Pour la première fois, les deux versions du Coq bleu sont exposées en regard de la gouache de Chagall. Au premier abord, la mosaïque de Rocchi semble très proche de celle de Papa. Une observation plus fine révèle une exécution plus personnelle, une interprétation résolument plus sensible et proche de l’expression picturale ; les tesselles en pâte de verre13, de différentes dimensions, suivent le mouvement du pinceau, suggérant presque l’effet nébuleux de la gouache de Chagall. Bovini décrit d’ailleurs l’impression de se trouver en face d’« une peinture transposée avec patience – et une grande sensibilité – en tesselles de mosaïque14 ».
En comparaison avec la gouache, la mosaïque de Papa apparaît plus nette, définie dans les contours par des tesselles carrées, toutes de mêmes dimensions, un parti pris stylistique que l’on retrouve dans ses autres mosaïques conservées dans la collection du musée de Ravenne. En outre, les contrastes chromatiques sont plus marqués que dans le style exubérant de Rocchi, qui se caractérise par une certaine liberté d’expression. Cet exemple du Coq bleu de Chagall, réalisé en deux exemplaires, exécutés par deux mosaïstes distincts, est représentatif de la dynamique du Gruppo Mosaicisti, constitué de jeunes artistes, presque tous engagés dans la restauration de mosaïques anciennes et l’exécution de copies, qui vivent dans une certaine précarité en cette époque de reconstruction de l’après-guerre.

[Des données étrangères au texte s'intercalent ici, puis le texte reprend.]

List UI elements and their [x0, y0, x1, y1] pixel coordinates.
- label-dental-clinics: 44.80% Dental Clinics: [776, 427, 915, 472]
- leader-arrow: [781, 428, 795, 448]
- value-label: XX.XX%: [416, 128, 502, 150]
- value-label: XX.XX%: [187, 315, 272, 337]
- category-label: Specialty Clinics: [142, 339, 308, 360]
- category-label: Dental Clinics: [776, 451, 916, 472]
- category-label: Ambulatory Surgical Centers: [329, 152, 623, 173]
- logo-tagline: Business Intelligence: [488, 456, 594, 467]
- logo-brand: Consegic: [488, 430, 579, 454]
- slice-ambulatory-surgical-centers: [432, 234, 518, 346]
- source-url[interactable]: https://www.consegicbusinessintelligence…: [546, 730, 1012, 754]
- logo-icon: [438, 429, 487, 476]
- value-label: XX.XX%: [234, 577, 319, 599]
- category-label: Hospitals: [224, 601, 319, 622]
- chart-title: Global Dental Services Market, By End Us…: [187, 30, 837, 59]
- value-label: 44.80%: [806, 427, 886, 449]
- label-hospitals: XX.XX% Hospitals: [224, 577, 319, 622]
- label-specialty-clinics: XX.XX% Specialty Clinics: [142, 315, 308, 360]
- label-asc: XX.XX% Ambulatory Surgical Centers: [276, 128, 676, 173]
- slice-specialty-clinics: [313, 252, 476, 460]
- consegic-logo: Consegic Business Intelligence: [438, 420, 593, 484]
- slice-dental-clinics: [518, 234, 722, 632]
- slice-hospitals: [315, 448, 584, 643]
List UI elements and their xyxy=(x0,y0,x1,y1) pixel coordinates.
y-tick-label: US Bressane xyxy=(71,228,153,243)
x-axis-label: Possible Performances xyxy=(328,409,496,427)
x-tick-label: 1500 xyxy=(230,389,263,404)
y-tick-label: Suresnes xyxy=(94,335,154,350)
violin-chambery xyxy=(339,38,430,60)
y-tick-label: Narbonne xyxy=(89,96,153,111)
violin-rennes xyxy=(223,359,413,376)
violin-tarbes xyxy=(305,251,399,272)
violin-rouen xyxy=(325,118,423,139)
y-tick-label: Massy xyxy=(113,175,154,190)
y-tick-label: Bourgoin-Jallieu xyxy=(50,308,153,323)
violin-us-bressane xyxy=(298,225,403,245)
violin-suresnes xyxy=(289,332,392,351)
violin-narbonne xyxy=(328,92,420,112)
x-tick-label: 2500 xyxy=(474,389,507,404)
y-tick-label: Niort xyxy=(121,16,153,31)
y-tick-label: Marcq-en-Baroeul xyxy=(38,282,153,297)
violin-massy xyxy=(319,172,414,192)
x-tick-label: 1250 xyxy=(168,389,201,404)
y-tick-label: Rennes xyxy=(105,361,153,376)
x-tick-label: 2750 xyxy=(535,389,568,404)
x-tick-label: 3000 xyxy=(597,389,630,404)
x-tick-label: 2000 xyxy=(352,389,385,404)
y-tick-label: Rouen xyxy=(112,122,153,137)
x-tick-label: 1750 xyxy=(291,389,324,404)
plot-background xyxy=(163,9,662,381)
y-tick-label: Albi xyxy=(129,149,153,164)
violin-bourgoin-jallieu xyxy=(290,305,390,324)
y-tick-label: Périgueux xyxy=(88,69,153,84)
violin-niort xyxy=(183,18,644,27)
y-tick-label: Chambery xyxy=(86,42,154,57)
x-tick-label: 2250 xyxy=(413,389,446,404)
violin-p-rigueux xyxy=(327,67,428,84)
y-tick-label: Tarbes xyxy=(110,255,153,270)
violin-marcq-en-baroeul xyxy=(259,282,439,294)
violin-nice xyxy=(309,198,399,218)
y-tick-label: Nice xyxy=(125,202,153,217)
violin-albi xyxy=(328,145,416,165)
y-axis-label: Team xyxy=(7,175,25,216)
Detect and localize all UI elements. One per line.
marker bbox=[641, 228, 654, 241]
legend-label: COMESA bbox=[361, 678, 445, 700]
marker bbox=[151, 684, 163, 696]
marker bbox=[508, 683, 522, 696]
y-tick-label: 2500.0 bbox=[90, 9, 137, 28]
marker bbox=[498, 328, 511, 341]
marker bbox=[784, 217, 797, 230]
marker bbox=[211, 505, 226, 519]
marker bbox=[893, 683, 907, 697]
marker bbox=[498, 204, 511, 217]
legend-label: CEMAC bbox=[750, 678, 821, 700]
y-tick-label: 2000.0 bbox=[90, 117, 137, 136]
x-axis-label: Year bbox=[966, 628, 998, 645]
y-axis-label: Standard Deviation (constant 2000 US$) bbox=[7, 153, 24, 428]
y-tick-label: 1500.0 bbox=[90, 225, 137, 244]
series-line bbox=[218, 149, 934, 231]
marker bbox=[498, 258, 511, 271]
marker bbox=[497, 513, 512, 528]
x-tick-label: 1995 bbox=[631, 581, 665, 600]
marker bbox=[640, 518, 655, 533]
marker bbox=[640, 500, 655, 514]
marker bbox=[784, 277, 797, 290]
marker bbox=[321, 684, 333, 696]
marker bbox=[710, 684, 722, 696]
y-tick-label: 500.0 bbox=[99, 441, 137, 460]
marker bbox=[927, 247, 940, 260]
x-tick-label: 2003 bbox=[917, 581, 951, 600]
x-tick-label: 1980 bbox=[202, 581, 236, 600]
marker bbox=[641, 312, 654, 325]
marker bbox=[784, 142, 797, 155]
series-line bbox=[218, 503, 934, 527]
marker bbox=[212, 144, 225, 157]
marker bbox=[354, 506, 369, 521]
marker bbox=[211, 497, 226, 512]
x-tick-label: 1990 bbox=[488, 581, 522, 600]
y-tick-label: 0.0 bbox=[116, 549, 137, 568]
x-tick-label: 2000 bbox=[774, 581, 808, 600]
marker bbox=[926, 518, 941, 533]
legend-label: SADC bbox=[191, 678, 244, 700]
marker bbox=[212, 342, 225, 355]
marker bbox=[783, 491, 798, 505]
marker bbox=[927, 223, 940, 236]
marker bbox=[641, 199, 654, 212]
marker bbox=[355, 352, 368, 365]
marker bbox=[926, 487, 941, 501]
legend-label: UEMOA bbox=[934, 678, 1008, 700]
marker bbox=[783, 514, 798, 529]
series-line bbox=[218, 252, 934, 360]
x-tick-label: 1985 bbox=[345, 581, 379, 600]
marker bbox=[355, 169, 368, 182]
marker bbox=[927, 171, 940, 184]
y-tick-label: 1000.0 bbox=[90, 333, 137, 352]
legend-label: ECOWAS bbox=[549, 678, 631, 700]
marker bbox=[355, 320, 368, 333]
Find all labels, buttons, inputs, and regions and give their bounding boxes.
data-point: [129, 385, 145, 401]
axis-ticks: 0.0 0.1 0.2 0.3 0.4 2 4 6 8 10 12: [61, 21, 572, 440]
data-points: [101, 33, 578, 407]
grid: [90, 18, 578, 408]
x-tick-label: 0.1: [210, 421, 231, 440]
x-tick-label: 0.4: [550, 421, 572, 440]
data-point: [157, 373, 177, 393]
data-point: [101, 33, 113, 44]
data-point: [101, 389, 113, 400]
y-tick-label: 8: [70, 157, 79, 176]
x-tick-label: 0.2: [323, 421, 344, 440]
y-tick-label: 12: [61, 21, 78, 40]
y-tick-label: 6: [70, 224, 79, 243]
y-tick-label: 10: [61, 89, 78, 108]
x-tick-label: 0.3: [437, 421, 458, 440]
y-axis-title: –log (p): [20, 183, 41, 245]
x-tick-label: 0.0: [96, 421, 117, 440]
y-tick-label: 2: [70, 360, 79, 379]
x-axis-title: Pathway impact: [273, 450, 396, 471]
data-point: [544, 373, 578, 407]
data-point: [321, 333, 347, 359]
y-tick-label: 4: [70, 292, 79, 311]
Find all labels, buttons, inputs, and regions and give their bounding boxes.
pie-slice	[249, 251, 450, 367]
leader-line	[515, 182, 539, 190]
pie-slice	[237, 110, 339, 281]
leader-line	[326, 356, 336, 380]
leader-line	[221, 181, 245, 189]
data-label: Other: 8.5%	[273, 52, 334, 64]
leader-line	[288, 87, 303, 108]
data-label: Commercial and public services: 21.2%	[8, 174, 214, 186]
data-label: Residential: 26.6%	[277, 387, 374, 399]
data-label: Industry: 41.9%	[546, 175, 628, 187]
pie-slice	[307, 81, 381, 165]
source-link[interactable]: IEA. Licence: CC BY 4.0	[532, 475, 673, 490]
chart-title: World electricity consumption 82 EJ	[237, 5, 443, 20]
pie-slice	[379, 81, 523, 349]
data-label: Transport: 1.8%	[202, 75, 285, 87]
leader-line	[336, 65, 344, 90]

En faisant appel à Chagall, le Gruppo Mosaicisti cherche à revitaliser la pratique ancestrale de la mosaïque en s’engageant dans le défi complexe de transposer une œuvre contemporaine. Cette commande offre également à l’artiste l’occasion de découvrir les qualités esthétiques et les subtilités techniques d’un art jusque-là inédit pour lui. Il convient de souligner que, durant ce projet, aucun échange direct n’a eu lieu entre Chagall et les mosaïstes Papa et Rocchi. Cette première incursion dans l’univers de la mosaïque marque le début d’une série de projets monumentaux qui enrichiront l’œuvre de l’artiste.